Exploratory Healthcare

It seems like every few days there is another "news" report suggesting that the Corona Virus could be responsible for yet another strange set of symptoms or exotic disease process. The list just keep growing, but how certain are the medical authorities regarding the facts supporting these speculations? The reality of all these health consequences pertaining to the Corona Virus is unknown. But what is known, is that fear of the unknown may be even more damaging.

The Corona Virus is novel, therefore by default, we don't know much about it... until after the facts come trickling in. But at least we do know exactly what it is, the diagnosis, u07.1, is relatively easy to determine....but what does this diagnosis mean? We know that u07.1 is a microscopic floating piece of code, possessing unknown health destroying contagion characteristics, and provides a perfect storm for rampant speculation. We have fear of the unknown.

In everyday health care, what is not novel, what is commonplace, is a patient having a specific set of health symptoms with no apparent diagnosis. The patient suffers because their doctor has yet to be able to assign an icd 10 code that would officially diagnose this person's mysterious aliment. We have fear of the unknown.

How important is the diagnosis for appeasing the paranoid mind? Exploratory surgery - a diagnostic method used by doctors when trying to find a diagnosis for an ailment. Z33.51

If given the choice, which situation would you rather suffer? Having a health disease process with no known diagnosis. Or a new, never before seen, emerging health disease process, but clearly diagnosable? The answer is clear, neither!

In theory, a diagnosis helps direct clinical therapy, based of course on known evidence based protocols. For example, a diagnosis of fibromyalgia is made when a person has had widespread pain for more than three months — with no known underlying medical condition that could cause the pain. Wait...that's not really a good example.

Forget that one.

How about ADHD? This diagnosis requires that an individual, 16 years and younger, show at least six symptoms of persistent patterns of inattention and/or hyperactivity–impulsivity. For everyone else, 17 years or older, the diagnostic criteria drops to five symptoms. Wait, dang! What is the evidence based on? Another bad example.

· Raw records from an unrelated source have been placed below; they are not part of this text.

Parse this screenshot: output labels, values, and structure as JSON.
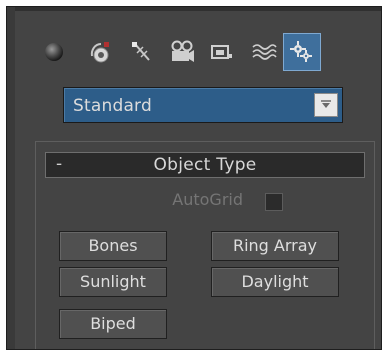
{
  "toolbar": {
    "tabs": [
      {
        "icon": "sphere-icon",
        "label": "Geometry"
      },
      {
        "icon": "shapes-icon",
        "label": "Shapes"
      },
      {
        "icon": "light-icon",
        "label": "Lights"
      },
      {
        "icon": "camera-icon",
        "label": "Cameras"
      },
      {
        "icon": "helper-icon",
        "label": "Helpers"
      },
      {
        "icon": "space-warp-icon",
        "label": "Space Warps"
      },
      {
        "icon": "systems-icon",
        "label": "Systems",
        "active": true
      }
    ]
  },
  "category_dropdown": {
    "value": "Standard"
  },
  "rollout": {
    "toggle": "-",
    "title": "Object Type",
    "autogrid": {
      "label": "AutoGrid",
      "checked": false,
      "enabled": false
    },
    "buttons": {
      "bones": "Bones",
      "ring_array": "Ring Array",
      "sunlight": "Sunlight",
      "daylight": "Daylight",
      "biped": "Biped"
    }
  },
  "colors": {
    "panel_bg": "#444444",
    "accent": "#2d5d89",
    "active_tab": "#3f6f9c",
    "text": "#dedede",
    "disabled_text": "#757575"
  }
}
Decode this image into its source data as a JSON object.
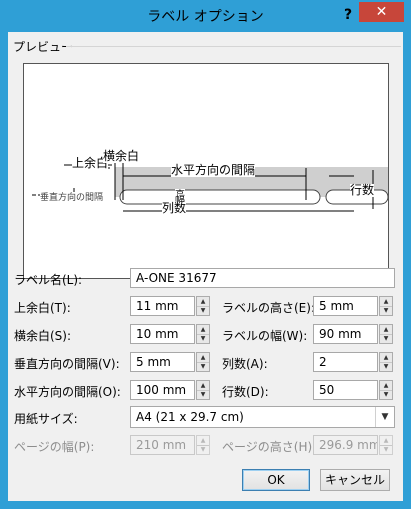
{
  "window": {
    "title": "ラベル オプション",
    "help_label": "?",
    "close_label": "✕"
  },
  "preview": {
    "label": "プレビュー",
    "annotations": {
      "top_margin": "上余白",
      "side_margin": "横余白",
      "horizontal_pitch": "水平方向の間隔",
      "rows": "行数",
      "label_height": "高",
      "label_width": "幅",
      "columns": "列数",
      "vertical_pitch": "垂直方向の間隔"
    }
  },
  "fields": {
    "label_name": {
      "label": "ラベル名(L):",
      "value": "A-ONE 31677"
    },
    "top_margin": {
      "label": "上余白(T):",
      "value": "11 mm"
    },
    "label_height": {
      "label": "ラベルの高さ(E):",
      "value": "5 mm"
    },
    "side_margin": {
      "label": "横余白(S):",
      "value": "10 mm"
    },
    "label_width": {
      "label": "ラベルの幅(W):",
      "value": "90 mm"
    },
    "vertical_pitch": {
      "label": "垂直方向の間隔(V):",
      "value": "5 mm"
    },
    "columns": {
      "label": "列数(A):",
      "value": "2"
    },
    "horizontal_pitch": {
      "label": "水平方向の間隔(O):",
      "value": "100 mm"
    },
    "rows": {
      "label": "行数(D):",
      "value": "50"
    },
    "page_size": {
      "label": "用紙サイズ:",
      "value": "A4 (21 x 29.7 cm)"
    },
    "page_width": {
      "label": "ページの幅(P):",
      "value": "210 mm"
    },
    "page_height": {
      "label": "ページの高さ(H):",
      "value": "296.9 mm"
    }
  },
  "buttons": {
    "ok": "OK",
    "cancel": "キャンセル"
  },
  "icons": {
    "spin_up": "▲",
    "spin_down": "▼",
    "dropdown": "▼"
  }
}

Here is an interesting statistic. The American Journal of Medicine reported that of the 14 most common symptoms; 74% of the diagnostic findings were unknown, 10% psychological, and 16% organic. What does this mean? Of the 14 most common symptoms, 84% (74 + 10) of them are beyond our understanding of science, as we know it. The 16% that is organic is only diagnosable because the illness had advanced to the level of detection with laboratory testing methods.

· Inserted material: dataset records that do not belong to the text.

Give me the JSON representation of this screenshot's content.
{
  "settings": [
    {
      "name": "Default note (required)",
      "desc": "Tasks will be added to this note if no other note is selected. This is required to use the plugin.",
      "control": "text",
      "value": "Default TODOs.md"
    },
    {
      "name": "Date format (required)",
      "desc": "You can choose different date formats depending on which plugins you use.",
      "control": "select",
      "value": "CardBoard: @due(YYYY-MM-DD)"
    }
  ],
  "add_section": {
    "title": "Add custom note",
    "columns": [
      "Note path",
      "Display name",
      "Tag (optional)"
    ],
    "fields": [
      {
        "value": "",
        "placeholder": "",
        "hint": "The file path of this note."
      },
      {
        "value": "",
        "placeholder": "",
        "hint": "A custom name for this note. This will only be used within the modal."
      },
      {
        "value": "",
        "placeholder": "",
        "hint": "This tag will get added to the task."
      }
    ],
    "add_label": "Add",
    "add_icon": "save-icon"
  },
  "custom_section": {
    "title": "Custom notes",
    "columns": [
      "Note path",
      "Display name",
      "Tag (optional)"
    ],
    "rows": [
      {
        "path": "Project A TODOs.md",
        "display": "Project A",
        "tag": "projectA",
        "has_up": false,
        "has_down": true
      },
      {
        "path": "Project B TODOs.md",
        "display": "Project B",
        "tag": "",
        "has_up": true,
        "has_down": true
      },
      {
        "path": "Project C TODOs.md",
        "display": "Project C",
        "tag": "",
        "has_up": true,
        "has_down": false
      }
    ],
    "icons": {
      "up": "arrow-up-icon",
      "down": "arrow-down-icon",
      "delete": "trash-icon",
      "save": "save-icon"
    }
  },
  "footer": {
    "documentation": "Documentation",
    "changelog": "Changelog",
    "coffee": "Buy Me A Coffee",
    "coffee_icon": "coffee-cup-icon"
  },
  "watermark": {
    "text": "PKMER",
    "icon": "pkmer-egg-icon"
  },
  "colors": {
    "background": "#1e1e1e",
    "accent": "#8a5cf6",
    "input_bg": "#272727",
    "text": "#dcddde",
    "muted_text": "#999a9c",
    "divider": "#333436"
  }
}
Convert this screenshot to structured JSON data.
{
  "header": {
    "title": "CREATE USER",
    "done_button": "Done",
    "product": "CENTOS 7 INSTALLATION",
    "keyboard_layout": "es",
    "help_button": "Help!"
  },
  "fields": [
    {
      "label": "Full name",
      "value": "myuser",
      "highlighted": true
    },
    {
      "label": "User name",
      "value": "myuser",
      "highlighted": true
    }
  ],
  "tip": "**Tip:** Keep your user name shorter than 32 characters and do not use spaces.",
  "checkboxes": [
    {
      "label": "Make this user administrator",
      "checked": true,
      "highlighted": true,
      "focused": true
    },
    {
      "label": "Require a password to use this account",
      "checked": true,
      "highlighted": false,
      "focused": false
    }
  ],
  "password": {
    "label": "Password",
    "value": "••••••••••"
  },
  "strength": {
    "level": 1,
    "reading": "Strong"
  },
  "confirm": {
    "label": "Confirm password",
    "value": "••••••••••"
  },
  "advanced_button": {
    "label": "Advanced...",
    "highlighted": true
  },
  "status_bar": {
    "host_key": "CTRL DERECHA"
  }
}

The British Medical Journal reported that only about 15% of medical interventions are supported by scientific evidence and only 1% of the articles in medical journals are scientifically sound. It appears that American and the British medical authorities agree on this.

Let's put this into perspective. If you go to the doctor with a symptom and he/she gives you a prescription for some drugs, or takes out a body part; there is a one in six chance that was the right thing to do. Same odds as playing Russian roulette.

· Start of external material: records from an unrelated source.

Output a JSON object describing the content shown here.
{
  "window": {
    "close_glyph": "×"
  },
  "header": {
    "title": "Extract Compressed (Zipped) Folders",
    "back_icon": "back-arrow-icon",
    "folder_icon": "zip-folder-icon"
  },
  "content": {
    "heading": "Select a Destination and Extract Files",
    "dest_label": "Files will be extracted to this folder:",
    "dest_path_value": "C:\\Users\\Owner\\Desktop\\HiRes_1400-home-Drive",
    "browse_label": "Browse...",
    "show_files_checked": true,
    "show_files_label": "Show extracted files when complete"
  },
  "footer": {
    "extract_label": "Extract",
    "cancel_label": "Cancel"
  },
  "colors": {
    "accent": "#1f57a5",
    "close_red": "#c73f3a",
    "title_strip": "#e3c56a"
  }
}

I wonder what happened to the 85% who got some medical intervention not supported by scientific evidence? Maybe this next statistic can help us answer that question. The Journal of the American Medical Association reported that there are at least 225,000 deaths per year from the effects of medical error and adverse affects of medical intervention. According to the report these estimates were conservative and could realistically be as high as 284,000 deaths per year. Even at 225,000 this makes medical intervention the third leading cause of death in the United States after heart disease and cancer.

A big stated concern of the Corona Virus pandemic was that it would overwhelm our medical system and in essence shut down hospitals, therefore limiting access for sick individuals. What would be the reality if that happened? Well, let's look at some history.

In 1973 the doctors in Israel went on strike for a month and the death rate went down 50% during that month. In 1976 the doctors in Los Angeles County went on strike and the death rate went down 18%. As soon as the strike was over, the death rate went right back up to where it was before the strike. Also in 1976, the doctors in Bogotá, Colombia went on strike for 52 days except for emergency care and the death rate went down 35%.

We do know that for a time, elective medical procedures were put on hold. Well, in March 2000 the Israel Medical Association started a program that reduced outpatient visits and canceled or postponed many elective operations. As a result, the June 2000 edition of the British Medical Journal reported, “Death rates have dropped considerably in most of the country since physicians in public hospitals implemented a program of sanctions 3 months ago.”

Who's looking out for you? No one. Our medical system is set up to treat disease, not to promote health. There is a huge difference that is not talked about in the "news." If you get really sick then you will have to rely on medical intervention and hospitals. At that point you will probably have no other option.

Here is a suggestion: take steps to build health, not to just avoid disease. But may I also caution you to not let fear of the unknown drive your health building choices. Meaning, I do not think blindly taking vitamins, minerals, and super foods is a good enough approach. If you have a health concern and you do not know what is going on, why use guess work to find a resolution?

Using a combination of lab-work and good old fashioned physical exam findings will greatly improve your odds way beyond that of Russian roulette.